O pensamento dos animais

Robert M. Martin
Traduzido e adaptado por Luís Filipe Bettencourt

Os cães são feitos de carne e osso como nós. Podem eles pensar? Podem atribuir significado às coisas através daquilo que “dizem”? Será que dizem alguma coisa? Poderão mentir? Serão demasiado honestos para isso? Tentar fornecer uma resposta séria a estas questões leva-nos a compreender algumas das complexidades do que significa para os seres humanos ter uma linguagem na qual mentir é possível.

Podemos começar por notar que para um cão poder mentir ele necessita de possuir alguma forma de discurso. Bem, o nosso Fiel emite uma série de sons e em diferentes ocasiões e, ainda que o discurso de Fiel não seja tão complexa quanto o de Saramago, é talvez uma forma de linguagem primitiva. Vamos supor que Fiel ladra de uma forma específica sempre que o carteiro se aproxima da porta.

Será que o ladrar de Fiel significa “Dono, o carteiro chegou!”? Será que para que tal som pudesse significar isso o Fiel teria que saber alguma coisa sobre o correio? Compreender o que é o correio requer alguma sofisticação, talvez um pouco mais além daquela que é permitida pelo cérebro de um cão. Uma associação regular entre o ladrar do cão e a chegada do carteiro parece indicar que o ladrar significa alguma coisa, num certo sentido da palavra “significar”. Mas talvez a mera associação entre um som e um determinado acontecimento exterior não seja suficiente para que esse som “signifique” esse acontecimento — pelo menos no sentido em que as palavras na nossa linguagem têm significado.

Para que o ladrar possa ter significado linguístico tem de ser mais do que uma simples resposta à chegada do carteiro. Tem de ser usado pelo Fiel como um símbolo abstracto que representa essa chegada. No caso do Fiel parece que o facto de ele ladrar é apenas um som instintivo que qualquer cão faz sempre que algo se aproxima do seu território. Há outros “signos linguísticos” que se podem ensinar ao Fiel e que não são meramente instintivos; por exemplo, poderíamos treiná-lo para ladrar três vezes como resposta a um aceno da nossa mão. Mas mesmo assim, para que fosse um signo abstracto genuíno, teria de ser usado pelo Fiel em contextos mais afastados do estímulo inicial. Quando pensamos, falamos, ou escrevemos sobre, por exemplo, aquilo que comemos ontem ao pequeno-almoço ou sobre aquilo que esperamos comer amanhã, estamos a manipular símbolos abstractos que usamos para substituir as suas distantes representações.

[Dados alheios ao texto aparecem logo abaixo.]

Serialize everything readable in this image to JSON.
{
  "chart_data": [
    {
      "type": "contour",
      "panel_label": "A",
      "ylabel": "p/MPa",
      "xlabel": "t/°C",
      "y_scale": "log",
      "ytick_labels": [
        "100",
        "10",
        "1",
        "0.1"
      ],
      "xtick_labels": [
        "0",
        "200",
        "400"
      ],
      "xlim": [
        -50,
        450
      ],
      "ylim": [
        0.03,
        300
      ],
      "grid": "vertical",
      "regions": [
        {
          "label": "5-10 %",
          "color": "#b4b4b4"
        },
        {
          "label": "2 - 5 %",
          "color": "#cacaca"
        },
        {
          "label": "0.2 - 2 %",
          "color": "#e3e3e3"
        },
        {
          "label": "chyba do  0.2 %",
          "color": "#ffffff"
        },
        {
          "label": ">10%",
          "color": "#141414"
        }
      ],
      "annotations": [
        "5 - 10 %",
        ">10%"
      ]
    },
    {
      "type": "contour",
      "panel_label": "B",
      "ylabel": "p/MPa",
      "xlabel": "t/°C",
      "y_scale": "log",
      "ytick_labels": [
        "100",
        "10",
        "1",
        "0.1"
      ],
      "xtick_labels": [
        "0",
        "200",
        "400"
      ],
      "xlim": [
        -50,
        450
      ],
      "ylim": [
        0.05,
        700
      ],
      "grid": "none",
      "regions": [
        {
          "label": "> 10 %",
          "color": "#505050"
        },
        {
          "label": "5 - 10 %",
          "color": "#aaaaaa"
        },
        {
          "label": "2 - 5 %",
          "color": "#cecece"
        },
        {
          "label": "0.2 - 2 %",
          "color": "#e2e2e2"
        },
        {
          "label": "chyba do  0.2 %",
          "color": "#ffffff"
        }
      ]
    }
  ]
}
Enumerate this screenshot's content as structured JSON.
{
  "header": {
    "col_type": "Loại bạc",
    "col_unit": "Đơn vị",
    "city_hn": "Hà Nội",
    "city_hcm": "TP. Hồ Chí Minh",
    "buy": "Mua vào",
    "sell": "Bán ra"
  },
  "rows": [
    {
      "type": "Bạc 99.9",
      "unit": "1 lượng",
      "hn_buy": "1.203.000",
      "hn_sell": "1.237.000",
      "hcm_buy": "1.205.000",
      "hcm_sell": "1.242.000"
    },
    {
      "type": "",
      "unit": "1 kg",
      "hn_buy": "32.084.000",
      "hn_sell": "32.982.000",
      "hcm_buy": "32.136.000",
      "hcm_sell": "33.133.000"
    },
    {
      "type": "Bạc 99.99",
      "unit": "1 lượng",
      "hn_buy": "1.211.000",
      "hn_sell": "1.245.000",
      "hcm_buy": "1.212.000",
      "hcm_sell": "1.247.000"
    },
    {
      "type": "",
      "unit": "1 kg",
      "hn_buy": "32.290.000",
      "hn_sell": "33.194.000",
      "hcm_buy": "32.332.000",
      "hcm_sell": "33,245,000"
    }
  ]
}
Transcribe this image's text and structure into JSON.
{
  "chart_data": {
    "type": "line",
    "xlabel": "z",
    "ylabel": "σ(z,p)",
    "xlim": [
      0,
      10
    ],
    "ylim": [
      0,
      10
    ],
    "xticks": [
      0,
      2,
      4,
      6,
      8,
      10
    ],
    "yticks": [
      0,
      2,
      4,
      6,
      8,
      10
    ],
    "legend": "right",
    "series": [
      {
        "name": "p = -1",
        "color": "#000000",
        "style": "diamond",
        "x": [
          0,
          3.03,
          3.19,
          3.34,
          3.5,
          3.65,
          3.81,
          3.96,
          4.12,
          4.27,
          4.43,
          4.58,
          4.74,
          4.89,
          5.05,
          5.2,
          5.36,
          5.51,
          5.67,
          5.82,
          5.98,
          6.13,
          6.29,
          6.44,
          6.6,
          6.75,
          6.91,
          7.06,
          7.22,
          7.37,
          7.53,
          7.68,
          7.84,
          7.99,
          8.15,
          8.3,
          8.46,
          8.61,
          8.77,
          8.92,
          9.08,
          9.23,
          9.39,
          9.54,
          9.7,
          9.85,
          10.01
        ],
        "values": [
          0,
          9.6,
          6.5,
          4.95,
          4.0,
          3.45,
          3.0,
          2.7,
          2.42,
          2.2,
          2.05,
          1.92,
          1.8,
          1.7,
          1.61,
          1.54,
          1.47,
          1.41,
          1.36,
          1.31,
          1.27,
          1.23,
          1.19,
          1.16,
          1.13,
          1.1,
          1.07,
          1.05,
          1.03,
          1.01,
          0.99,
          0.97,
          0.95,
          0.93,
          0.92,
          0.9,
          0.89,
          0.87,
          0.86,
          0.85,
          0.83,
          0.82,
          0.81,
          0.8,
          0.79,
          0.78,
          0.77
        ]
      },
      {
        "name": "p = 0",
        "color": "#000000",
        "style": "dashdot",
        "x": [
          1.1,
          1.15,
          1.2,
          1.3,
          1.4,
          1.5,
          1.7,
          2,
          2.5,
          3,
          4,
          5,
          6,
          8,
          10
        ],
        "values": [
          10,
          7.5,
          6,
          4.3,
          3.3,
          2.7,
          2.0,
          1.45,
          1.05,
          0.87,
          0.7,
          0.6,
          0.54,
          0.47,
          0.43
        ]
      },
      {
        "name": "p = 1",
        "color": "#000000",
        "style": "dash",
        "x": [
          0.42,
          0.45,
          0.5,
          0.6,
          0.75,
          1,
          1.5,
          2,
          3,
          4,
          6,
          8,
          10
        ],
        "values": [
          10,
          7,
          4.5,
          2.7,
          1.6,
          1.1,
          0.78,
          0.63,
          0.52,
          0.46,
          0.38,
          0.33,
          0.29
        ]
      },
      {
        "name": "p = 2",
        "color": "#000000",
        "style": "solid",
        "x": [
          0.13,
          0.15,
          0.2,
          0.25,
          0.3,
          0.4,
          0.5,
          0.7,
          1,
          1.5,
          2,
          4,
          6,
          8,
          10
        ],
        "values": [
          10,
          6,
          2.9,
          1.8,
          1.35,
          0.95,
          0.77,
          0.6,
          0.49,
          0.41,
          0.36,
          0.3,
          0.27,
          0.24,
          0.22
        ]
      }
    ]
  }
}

No século XVII John Locke afirmou: “podemos conjecturar que os animais não têm o poder de elaborar conceitos abstractos das coisas — conceitos que sejam distintos de representações sensíveis determinadas simplesmente por associação automática”; muitos filósofos modernos tendem a concordar com ele. Contudo, há indícios recentes que em certas circunstâncias os “animais” — pelo menos os mais inteligentes — podem recordar e usar de forma complexa um grande número de símbolos abstractos. Por exemplo, experiências feitas com chimpanzés, mostram que eles não só são capazes de aprender muitos símbolos da linguagem gestual como são capazes de os usar para formar frases novas que nunca tinham encontrado antes.

Apesar disso, mesmo que o Fiel tivesse um símbolo abstracto que representasse a chegada do carteiro, mais do que isso é necessário para que ele possa mentir. O que mais então? Se Fiel ladrasse daquela maneira particular quando o carteiro não estivesse por perto, então isto poderia ser um erro, mas não se poderia concluir que fosse uma mentira.

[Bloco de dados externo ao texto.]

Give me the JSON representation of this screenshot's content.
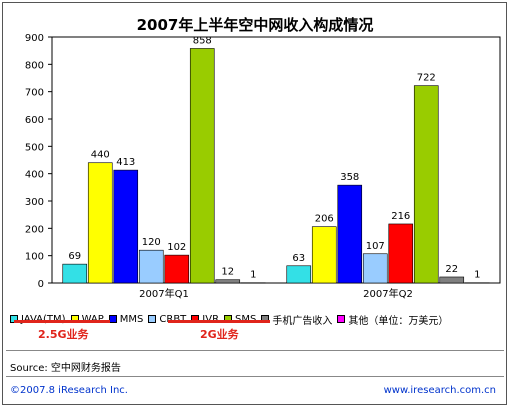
{
  "chart_data": {
    "type": "bar",
    "title": "2007年上半年空中网收入构成情况",
    "categories": [
      "2007年Q1",
      "2007年Q2"
    ],
    "ylim": [
      0,
      900
    ],
    "yticks": [
      0,
      100,
      200,
      300,
      400,
      500,
      600,
      700,
      800,
      900
    ],
    "grid": false,
    "series": [
      {
        "name": "JAVA(TM)",
        "color": "#33e0e6",
        "values": [
          69,
          63
        ]
      },
      {
        "name": "WAP",
        "color": "#ffff00",
        "values": [
          440,
          206
        ]
      },
      {
        "name": "MMS",
        "color": "#0000ff",
        "values": [
          413,
          358
        ]
      },
      {
        "name": "CRBT",
        "color": "#99ccff",
        "values": [
          120,
          107
        ]
      },
      {
        "name": "IVR",
        "color": "#ff0000",
        "values": [
          102,
          216
        ]
      },
      {
        "name": "SMS",
        "color": "#99cc00",
        "values": [
          858,
          722
        ]
      },
      {
        "name": "手机广告收入",
        "color": "#808080",
        "values": [
          12,
          22
        ]
      },
      {
        "name": "其他（单位：万美元）",
        "color": "#ff00ff",
        "values": [
          1,
          1
        ]
      }
    ]
  },
  "groups": {
    "g25": "2.5G业务",
    "g2": "2G业务"
  },
  "source": "Source:  空中网财务报告",
  "footer": {
    "left": "©2007.8 iResearch Inc.",
    "right": "www.iresearch.com.cn"
  }
}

Suponhamos que imediatamente após a chegada do carteiro, nós abrimos a porta e dirigimo-nos para a caixa do correio para recolher a correspondência. Sempre que fazemos isso o Fiel gosta de escapar-se rapidamente pela porta e de correr pelo pátio. Um dia, está o Fiel junto à porta fechada, à espera de uma oportunidade para sair. Subitamente ele tem uma ideia (digamos): ele ladra como se o carteiro estivesse a chegar, ainda que ninguém esteja lá fora e não existam sinais que possam levar o Fiel a pensar que alguém poderá estar a chegar. Tomando isto como a chegada do carteiro, abrimos a porta e o Fiel escapa-se para dar o seu passeio. Será correcto dizer que ele nos enganou, isto é, que nos disse que o carteiro estava lá fora quando isso era mentira?

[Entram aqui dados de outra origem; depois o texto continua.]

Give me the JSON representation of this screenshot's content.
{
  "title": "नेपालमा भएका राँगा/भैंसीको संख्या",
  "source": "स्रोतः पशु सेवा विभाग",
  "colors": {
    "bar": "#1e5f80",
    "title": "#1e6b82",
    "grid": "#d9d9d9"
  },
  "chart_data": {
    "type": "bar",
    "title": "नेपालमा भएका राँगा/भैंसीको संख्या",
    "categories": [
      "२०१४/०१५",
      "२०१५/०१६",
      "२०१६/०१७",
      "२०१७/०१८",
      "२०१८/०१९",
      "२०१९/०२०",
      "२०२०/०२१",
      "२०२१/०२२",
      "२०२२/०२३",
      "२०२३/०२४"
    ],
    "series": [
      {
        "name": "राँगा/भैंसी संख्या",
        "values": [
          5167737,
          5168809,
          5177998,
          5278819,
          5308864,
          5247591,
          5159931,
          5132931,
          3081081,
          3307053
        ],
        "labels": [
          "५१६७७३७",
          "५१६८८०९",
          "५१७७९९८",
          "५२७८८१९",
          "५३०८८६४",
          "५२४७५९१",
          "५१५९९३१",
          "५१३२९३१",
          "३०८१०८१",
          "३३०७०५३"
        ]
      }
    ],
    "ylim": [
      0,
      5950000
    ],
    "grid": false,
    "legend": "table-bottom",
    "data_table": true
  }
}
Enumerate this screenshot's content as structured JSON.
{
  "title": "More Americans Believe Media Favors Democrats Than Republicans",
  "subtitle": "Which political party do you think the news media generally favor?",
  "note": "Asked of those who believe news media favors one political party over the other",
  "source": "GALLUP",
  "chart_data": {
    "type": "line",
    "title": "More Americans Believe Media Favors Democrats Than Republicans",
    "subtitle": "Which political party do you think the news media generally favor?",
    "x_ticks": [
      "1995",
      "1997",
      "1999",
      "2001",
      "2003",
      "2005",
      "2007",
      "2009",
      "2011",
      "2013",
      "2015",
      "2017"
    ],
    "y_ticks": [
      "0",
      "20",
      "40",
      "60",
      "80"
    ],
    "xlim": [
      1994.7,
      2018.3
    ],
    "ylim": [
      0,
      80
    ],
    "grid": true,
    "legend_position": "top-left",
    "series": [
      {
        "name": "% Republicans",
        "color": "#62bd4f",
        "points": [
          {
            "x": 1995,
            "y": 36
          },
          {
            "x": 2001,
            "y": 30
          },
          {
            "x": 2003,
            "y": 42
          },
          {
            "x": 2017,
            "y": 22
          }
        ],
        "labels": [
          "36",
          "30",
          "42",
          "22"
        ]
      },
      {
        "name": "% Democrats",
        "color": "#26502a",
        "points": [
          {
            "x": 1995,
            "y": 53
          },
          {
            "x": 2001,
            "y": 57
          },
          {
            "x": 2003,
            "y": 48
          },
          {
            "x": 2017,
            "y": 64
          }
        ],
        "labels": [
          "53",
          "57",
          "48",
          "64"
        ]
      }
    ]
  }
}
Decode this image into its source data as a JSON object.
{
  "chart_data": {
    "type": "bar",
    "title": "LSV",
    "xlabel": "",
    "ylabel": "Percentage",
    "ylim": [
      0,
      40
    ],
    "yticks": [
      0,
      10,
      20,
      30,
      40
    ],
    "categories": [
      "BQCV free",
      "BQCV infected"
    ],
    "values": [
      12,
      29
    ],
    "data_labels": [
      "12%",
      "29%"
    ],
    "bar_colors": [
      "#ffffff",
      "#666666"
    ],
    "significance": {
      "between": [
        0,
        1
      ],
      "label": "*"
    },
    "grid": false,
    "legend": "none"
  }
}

Vamos ver o que é que temos de atribuir ao Fiel para que tal acto possa contar como uma mentira. O cão tem que saber que ladrar daquela maneira significa que o carteiro está a chegar, e que significa isso não apenas para ele mas também para nós. Ele tem de saber que aquela forma de ladrar nos faz acreditar que o carteiro chegou e que, por causa disso, abriremos a porta. Em suma, o Fiel tem de pensar que temos uma mente, que temos crenças e que algumas dessas crenças são erradas. Ele teria de ser capaz de nos querer induzir uma crença errada. Seria necessário (para colocar a questão em palavreado filosófico pesado) que o Fiel tivesse uma teoria sobre as outras mentes.

Talvez isto seja esperar demasiado de um canino.

Robert M. Martin
There Are Two Errors In The The Title Of This Book (Broadview Press, Peterborough, 1995).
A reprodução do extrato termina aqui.